Title: A Thousand Points of Truth
Author: V.P. Hughes
What is your favorite part of the book?
The final two chapters. The next to the last presents John Mosby’s character according to contemporary witness vs. his character as presented today. The last chapter covers the charges made against him and how these have been countered by contemporary witness.
What has been the toughest criticism given to you as an author?
Actually, all of my reviews to date have been 5 star! But I acknowledge that this book is for a rather narrow audience. I was told by one historian that the book is “a monumental work of history.”
What is the most amusing thing that has ever happened to you?
When sending a book to an individual who is interested in the genre (I send many such books to get the work out to the historical community!), a woman in the Post Office asked if I wanted to send it “book rate.” I told her that while I might send my OTHER children book rate, I would never send THIS “child” anything but first class priority!
Do you have any hidden talents?
I paint and I have done public speaking. I also sew and do crafts.
What is the biggest surprise you ever experienced as an author?
That I actually produced this book. I never intended to write it and I found myself astonished that I succeeded in doing so.
For many years, V. P. Hughes has been drawn to certain historical figures whom she researched at great length and in considerable depth regarding not only the person of interest but the period in which that individual lived and his influence upon it. Over the years, she has studied such heroes as Sir William Marshal (1147-1219), Sir Harry (Hotspur) Percy (1364-1403), Admiral Horatio Nelson (1758-1805), John Churchill, First Duke of Marlborough (1650-1722), Sir William Wallace (1270-1305), Francis Marion (1732-1795) and the legendary figures William Tell and Robin Hood. The last three were of especial interest because they, with their few followers, engaged the most powerful armies of the time-and prevailed.
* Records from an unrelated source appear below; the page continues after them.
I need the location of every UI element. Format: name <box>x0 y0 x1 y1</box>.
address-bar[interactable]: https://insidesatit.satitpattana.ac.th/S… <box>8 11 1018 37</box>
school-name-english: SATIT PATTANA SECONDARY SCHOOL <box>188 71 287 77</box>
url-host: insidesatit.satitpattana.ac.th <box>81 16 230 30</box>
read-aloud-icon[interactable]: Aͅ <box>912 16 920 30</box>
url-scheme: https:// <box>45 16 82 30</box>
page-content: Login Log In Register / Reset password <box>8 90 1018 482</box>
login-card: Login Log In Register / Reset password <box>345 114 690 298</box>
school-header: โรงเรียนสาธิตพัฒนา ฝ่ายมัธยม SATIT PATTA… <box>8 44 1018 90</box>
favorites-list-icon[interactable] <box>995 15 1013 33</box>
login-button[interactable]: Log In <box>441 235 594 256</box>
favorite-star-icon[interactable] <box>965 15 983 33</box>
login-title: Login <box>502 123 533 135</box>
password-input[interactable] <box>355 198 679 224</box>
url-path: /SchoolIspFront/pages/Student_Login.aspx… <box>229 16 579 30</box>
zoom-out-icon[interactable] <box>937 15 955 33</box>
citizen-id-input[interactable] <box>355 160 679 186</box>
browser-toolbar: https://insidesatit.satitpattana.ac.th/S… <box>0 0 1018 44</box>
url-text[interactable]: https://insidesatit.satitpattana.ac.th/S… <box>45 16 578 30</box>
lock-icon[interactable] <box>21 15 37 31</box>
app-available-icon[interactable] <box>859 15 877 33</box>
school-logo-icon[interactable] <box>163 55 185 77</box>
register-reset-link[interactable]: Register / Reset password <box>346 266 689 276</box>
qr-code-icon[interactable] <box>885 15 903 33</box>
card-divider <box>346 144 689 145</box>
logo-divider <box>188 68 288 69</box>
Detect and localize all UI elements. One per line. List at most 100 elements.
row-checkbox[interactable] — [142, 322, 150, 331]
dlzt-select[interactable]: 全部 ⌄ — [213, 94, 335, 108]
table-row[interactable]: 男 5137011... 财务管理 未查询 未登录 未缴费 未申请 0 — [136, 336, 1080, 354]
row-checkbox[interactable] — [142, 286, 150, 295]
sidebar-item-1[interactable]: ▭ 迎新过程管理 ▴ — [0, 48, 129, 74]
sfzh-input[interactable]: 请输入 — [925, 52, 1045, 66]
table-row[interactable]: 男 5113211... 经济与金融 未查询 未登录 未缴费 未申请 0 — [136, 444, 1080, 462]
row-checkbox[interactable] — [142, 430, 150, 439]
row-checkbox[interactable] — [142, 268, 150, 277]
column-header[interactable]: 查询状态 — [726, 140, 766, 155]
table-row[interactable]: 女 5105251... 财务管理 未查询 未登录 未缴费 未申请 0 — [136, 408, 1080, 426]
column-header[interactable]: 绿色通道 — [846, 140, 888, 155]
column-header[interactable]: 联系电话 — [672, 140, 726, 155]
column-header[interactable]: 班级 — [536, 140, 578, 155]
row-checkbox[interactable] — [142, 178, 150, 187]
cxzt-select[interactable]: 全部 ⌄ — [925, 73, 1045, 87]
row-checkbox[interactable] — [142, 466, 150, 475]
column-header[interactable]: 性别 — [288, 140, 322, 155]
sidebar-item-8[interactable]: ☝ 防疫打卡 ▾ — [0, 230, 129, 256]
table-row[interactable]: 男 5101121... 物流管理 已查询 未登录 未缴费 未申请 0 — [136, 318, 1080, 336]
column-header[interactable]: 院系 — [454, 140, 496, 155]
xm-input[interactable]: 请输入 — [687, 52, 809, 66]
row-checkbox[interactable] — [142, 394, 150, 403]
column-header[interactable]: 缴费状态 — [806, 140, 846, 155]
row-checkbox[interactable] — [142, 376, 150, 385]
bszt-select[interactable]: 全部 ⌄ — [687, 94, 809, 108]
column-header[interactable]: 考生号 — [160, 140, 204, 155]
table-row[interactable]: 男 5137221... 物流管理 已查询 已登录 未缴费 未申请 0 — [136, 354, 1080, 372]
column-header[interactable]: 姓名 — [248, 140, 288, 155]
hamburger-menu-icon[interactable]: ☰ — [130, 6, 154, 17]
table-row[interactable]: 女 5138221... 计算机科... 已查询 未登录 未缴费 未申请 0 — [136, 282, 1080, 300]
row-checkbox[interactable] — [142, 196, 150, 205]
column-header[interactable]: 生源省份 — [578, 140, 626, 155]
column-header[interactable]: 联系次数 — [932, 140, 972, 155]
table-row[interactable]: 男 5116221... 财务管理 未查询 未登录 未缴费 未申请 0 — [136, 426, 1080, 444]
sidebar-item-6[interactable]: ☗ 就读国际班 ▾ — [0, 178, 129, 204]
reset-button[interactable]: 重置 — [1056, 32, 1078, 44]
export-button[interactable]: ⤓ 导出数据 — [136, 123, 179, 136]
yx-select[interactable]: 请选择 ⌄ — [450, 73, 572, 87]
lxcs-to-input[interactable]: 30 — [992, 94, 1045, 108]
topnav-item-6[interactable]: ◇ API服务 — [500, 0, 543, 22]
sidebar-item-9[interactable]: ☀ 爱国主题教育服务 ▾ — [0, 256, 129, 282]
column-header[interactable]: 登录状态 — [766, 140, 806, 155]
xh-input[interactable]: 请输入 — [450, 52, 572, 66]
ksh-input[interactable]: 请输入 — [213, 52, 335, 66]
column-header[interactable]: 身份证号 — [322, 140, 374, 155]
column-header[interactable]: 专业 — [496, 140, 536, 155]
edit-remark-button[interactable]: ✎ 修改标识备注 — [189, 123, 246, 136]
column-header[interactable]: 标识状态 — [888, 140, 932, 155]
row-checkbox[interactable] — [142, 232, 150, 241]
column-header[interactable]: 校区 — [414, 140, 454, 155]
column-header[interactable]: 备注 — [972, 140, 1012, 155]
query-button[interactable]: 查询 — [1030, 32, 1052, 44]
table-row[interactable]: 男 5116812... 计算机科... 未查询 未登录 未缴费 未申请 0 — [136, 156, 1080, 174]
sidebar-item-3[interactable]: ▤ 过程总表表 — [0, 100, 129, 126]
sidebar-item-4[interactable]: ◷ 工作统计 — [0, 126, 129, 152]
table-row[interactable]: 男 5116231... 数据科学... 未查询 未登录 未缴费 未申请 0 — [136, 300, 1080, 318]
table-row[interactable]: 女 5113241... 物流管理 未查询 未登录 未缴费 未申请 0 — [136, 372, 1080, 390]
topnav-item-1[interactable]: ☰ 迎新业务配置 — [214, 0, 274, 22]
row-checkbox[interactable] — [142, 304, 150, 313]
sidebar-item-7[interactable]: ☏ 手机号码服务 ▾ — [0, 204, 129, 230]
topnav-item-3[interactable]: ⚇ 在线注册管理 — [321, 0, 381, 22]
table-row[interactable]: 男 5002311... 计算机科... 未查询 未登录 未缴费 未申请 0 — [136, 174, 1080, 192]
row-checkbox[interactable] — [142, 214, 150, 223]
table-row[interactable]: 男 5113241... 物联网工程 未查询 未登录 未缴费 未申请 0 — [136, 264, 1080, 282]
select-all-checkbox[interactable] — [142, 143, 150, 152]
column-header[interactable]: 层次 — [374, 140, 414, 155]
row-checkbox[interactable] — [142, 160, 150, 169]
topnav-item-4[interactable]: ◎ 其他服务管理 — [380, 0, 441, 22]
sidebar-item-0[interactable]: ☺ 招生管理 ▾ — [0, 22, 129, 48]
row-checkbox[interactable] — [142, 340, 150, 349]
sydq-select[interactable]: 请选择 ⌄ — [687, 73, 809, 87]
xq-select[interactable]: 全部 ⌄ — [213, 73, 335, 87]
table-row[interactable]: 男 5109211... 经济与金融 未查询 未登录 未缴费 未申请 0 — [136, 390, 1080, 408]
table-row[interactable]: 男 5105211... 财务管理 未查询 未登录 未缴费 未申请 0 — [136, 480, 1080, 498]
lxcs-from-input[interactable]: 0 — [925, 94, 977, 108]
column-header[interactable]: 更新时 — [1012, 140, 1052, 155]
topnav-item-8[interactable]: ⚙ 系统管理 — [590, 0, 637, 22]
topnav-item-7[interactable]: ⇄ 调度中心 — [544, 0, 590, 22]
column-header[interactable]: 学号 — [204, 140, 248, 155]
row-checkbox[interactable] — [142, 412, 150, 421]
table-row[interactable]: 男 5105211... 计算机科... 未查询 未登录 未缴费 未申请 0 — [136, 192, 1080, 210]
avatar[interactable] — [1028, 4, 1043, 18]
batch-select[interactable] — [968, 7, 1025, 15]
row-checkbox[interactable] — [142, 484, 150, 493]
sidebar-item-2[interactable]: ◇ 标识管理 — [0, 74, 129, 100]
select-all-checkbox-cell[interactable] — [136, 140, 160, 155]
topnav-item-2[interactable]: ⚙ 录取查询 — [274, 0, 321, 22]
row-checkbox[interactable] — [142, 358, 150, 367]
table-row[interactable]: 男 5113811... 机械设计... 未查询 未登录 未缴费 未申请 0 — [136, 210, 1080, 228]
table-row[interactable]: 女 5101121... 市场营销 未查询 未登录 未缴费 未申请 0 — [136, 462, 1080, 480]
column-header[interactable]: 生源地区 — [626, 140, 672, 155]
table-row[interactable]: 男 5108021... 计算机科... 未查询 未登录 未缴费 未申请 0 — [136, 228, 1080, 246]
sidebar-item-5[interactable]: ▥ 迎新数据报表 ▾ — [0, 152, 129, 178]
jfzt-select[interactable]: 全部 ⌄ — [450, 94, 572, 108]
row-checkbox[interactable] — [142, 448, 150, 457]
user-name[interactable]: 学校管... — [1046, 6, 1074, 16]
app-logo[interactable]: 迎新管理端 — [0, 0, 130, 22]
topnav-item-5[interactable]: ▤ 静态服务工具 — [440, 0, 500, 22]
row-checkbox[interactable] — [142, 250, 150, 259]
Of course, John Singleton Mosby was another such champion-a man who defeated his adversaries with cunning and courage rather than brute military force. Yet Mosby became an even greater curiosity when during her research the author discovered that he had died twenty-five years to the day and hour of her own birth-May 30th, 9 a.m, 1916 and 1941 respectively. Although acknowledged as a mere coincidence, however curious, Mosby’s unique style of warfare and his astonishing success under the circumstances extant, made him of especial interest. Early on, her knowledge of the man centered around the Civil War, but then, copious written works as well as the opinions of past and present day Mosby sages brought to light his post-war life in a manner that seemingly disparaged and negated all the glories that had gone before. Finding this both troubling and unacceptable, when the opportunity arose to refute these calumnies and slanders, the author felt obligated to undertake what is, in essence, a posthumous defense of the man. It is hoped that this unique work will achieve the goal of undoing a great injustice and restoring to a noble American hero the respect and admiration he so richly deserves.